La crise du journal «Libération» prend une tournure politique

Cette semaine, c’était le branle-bas de combat dans les rangs du parti socialiste. Pas pour prendre position en faveur de l’un des candidats à l’investiture du parti, Ségolène Royal, Dominique Strauss-Kahn ou Laurent Fabius, mais pour se porter au secours d’un symbole de la gauche française : le journal Libération, qui traverse depuis maintenant plus de six mois une grave crise financière. «La disparition de Libération serait un jour noir pour le mouvement des idées dans notre pays», a déclaré Jean-Marc Ayrault, le président du groupe socialiste à l’Assemblée nationale. Ce dernier a interpellé publiquement Dominique de Villepin, pour qu’il «se saisisse de l’avenir de Libération». Le Premier ministre n’a pas été en reste, puisqu’il a reçu des représentants du personnel, tout en se disant «très attaché à la diversité dans la presse».

Le journal Le Monde s’interroge : le sort de Libération va-t-il devenir un enjeu de la prochaine campagne électorale ? Certains en tout cas, comme Arnaud Montebourg, le porte-parole de Ségolène Royal, n’hésitent pas à voir de la mauvaise volonté politique dans le blocage de la situation du journal. Montebourg s’est en effet déclaré en faveur du plan de relance proposé par Edwy Plenel, l’ancien directeur de la rédaction du Monde, et par la SCPL, la Société civile des personnels de Libération. La proposition de Plenel table sur 10 millions d’économies en 2007 grâce à une relance des ventes et une cinquantaine de départs volontaires. Elle a été retoquée fin octobre par Edouard de Rothschild, actionnaire principal de Libération, qui trouvait le projet «pas réaliste». «Comme par hasard, - s’étonne Arnaud  Montebourg dans Le Monde, - un projet qui cherche à sauver le journal en affichant une ligne éditoriale de gauche, ouvertement anti-Sarkozy, en garantissant l’indépendance rédactionnelle, ne trouve pas d’argent».
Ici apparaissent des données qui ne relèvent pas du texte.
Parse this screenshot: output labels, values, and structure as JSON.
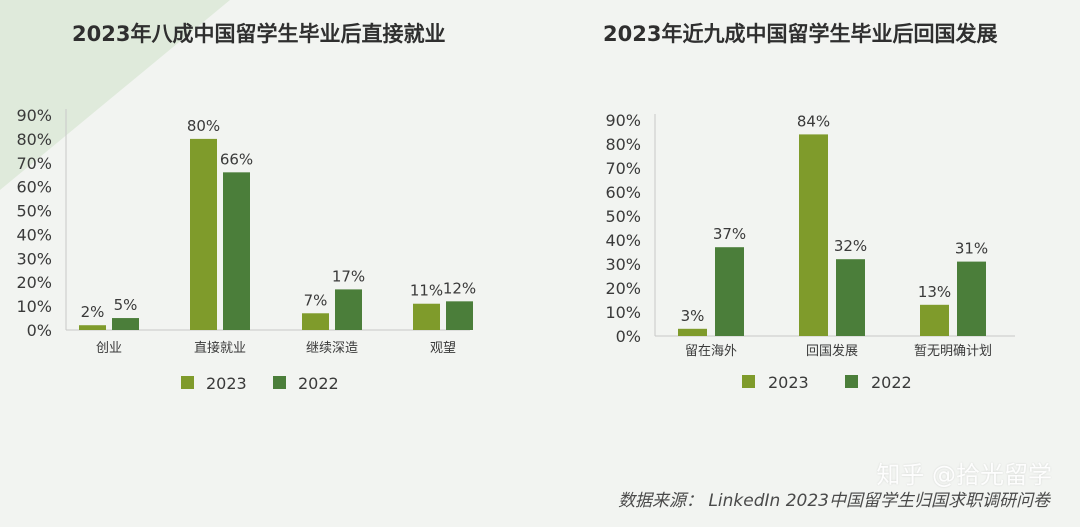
{
  "colors": {
    "c2023": "#7f9b2b",
    "c2022": "#4b7e3a",
    "axis": "#c8c8c8",
    "text": "#3a3a3a",
    "decor": "#dbe9d7"
  },
  "chart_data": [
    {
      "type": "bar",
      "title": "2023年八成中国留学生毕业后直接就业",
      "categories": [
        "创业",
        "直接就业",
        "继续深造",
        "观望"
      ],
      "series": [
        {
          "name": "2023",
          "values": [
            2,
            80,
            7,
            11
          ]
        },
        {
          "name": "2022",
          "values": [
            5,
            66,
            17,
            12
          ]
        }
      ],
      "ylim": [
        0,
        90
      ],
      "yticks": [
        "0%",
        "10%",
        "20%",
        "30%",
        "40%",
        "50%",
        "60%",
        "70%",
        "80%",
        "90%"
      ],
      "value_suffix": "%",
      "legend": "bottom",
      "grid": false
    },
    {
      "type": "bar",
      "title": "2023年近九成中国留学生毕业后回国发展",
      "categories": [
        "留在海外",
        "回国发展",
        "暂无明确计划"
      ],
      "series": [
        {
          "name": "2023",
          "values": [
            3,
            84,
            13
          ]
        },
        {
          "name": "2022",
          "values": [
            37,
            32,
            31
          ]
        }
      ],
      "ylim": [
        0,
        90
      ],
      "yticks": [
        "0%",
        "10%",
        "20%",
        "30%",
        "40%",
        "50%",
        "60%",
        "70%",
        "80%",
        "90%"
      ],
      "value_suffix": "%",
      "legend": "bottom",
      "grid": false
    }
  ],
  "footer": {
    "source": "数据来源： LinkedIn 2023中国留学生归国求职调研问卷"
  },
  "watermark": {
    "text": "知乎 @拾光留学"
  }
}
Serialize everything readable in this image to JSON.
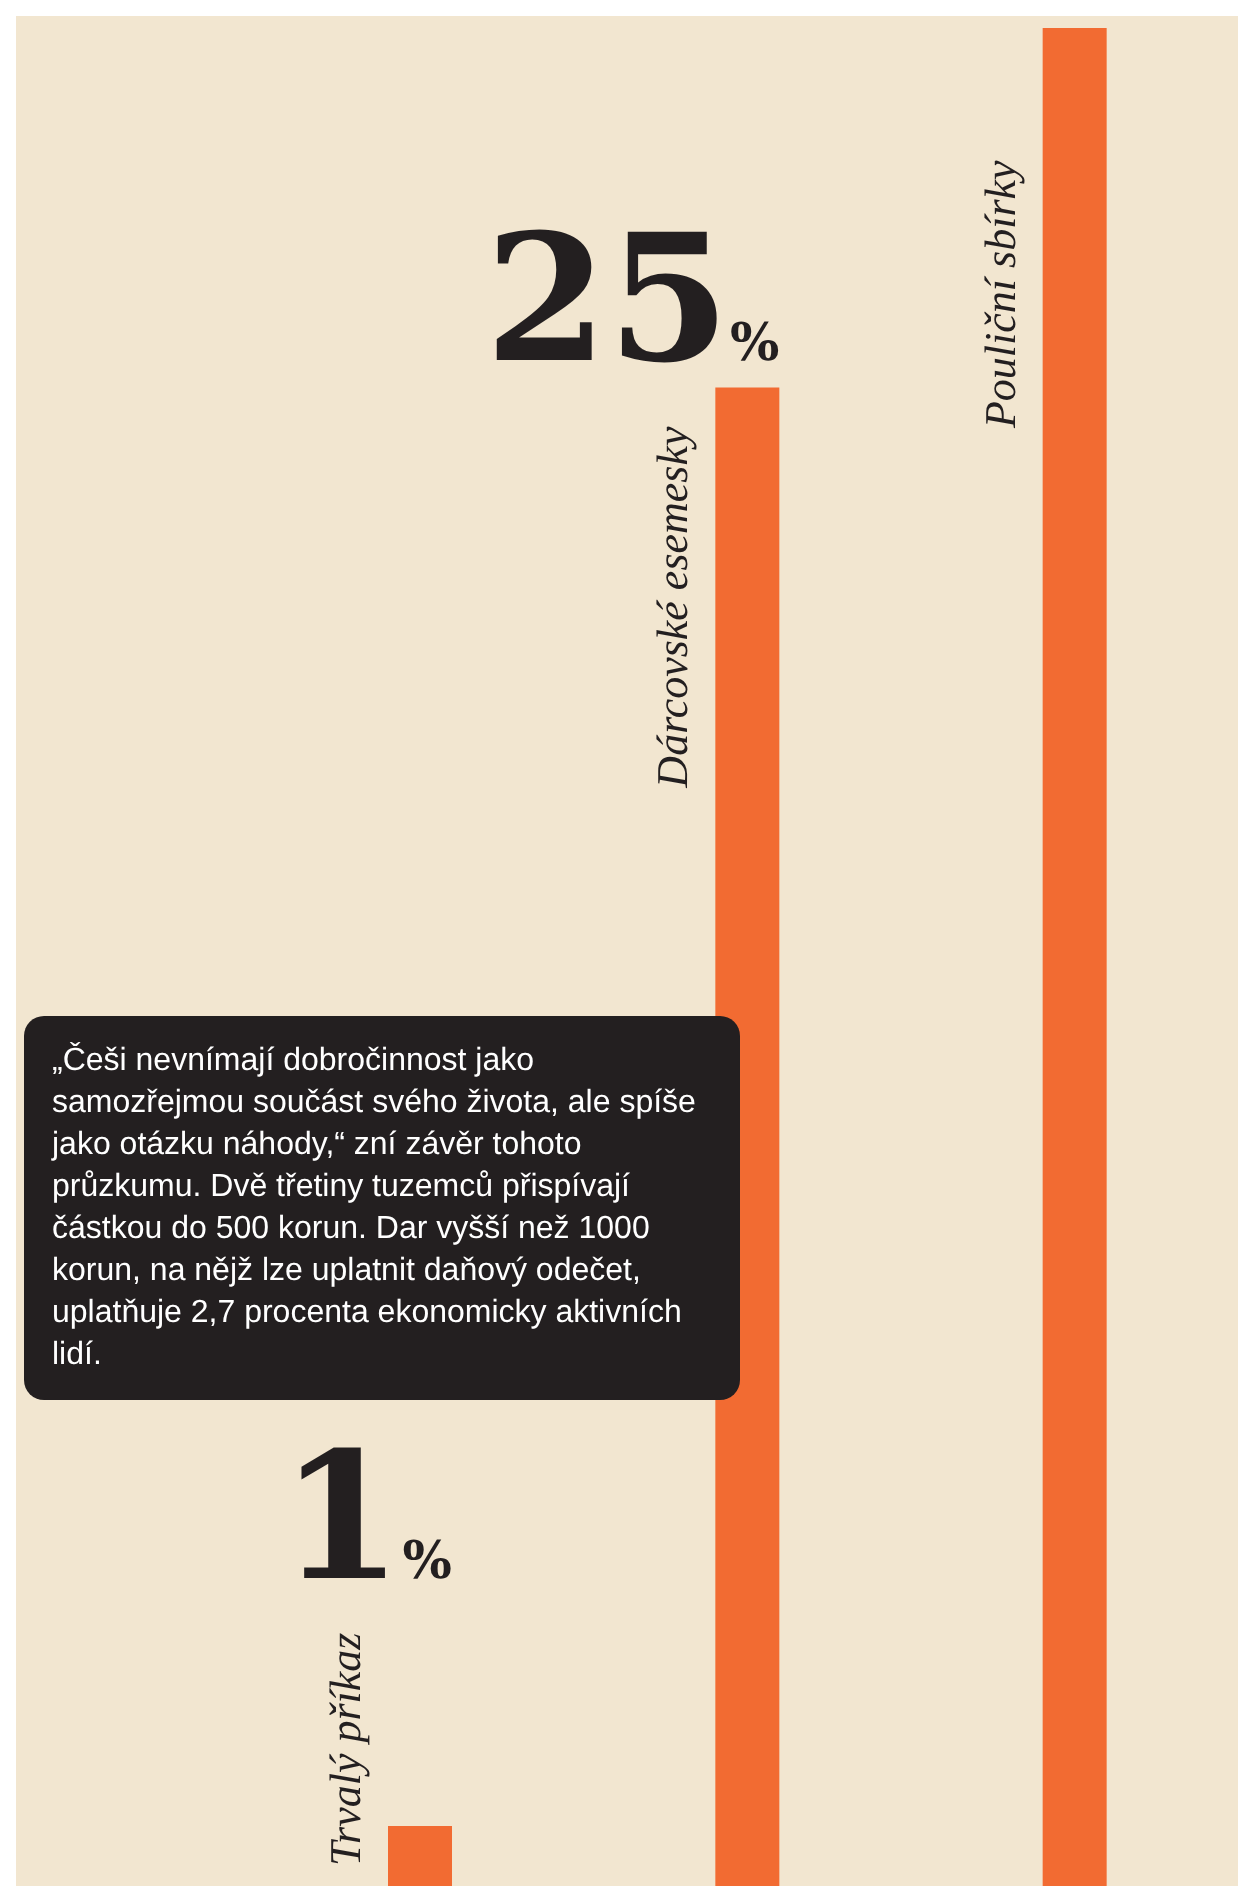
{
  "chart_data": {
    "type": "bar",
    "categories": [
      "Trvalý příkaz",
      "Dárcovské esemesky",
      "Pouliční sbírky"
    ],
    "values": [
      1,
      25,
      31
    ],
    "value_labels": [
      "1%",
      "25%",
      null
    ],
    "color": "#f26b32",
    "annotations": [
      "„Češi nevnímají dobročinnost jako samozřejmou součást svého života, ale spíše jako otázku náhody,“ zní závěr tohoto průzkumu. Dvě třetiny tuzemců přispívají částkou do 500 korun. Dar vyšší než 1000 korun, na nějž lze uplatnit daňový odečet, uplatňuje 2,7 procenta ekonomicky aktivních lidí."
    ]
  }
}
Sans être aussi offensive vis-à-vis de l’opposition, la secrétaire générale chargée de la culture et des médias au PS, Anne Hidalgo, profite de l’actualité portant sur Libération pour souligner un projet des socialistes : une refonte des aides à la presse qui iraient en priorité aux journaux indépendants.

L’équipe de Libération n’est arrivée à aucun accord avec son actionnaire principal

Le projet d’Edwy Plenel, on l’a dit, a été refusé par Edouard de Rothschild, malgré le savoir-faire du journaliste. Et c’est maintenant au tour du comité d’entreprise de Libération de s’opposer au plan de son actionnaire. Le financier a confié un audit à François Le Hodey, administrateur délégué de la Libre Belgique et actionnaire à 1 %  de Libération. Le rapport préconise, avant toute chose, une réduction de plus de 100 salariés sur une équipe qui compte 280 personnes. Une telle masse de licenciements n’est pas tenable, selon le comité d’entreprise, qui estime, je cite, qu’«une telle casse sociale ne peut signifier que la mort de Libération».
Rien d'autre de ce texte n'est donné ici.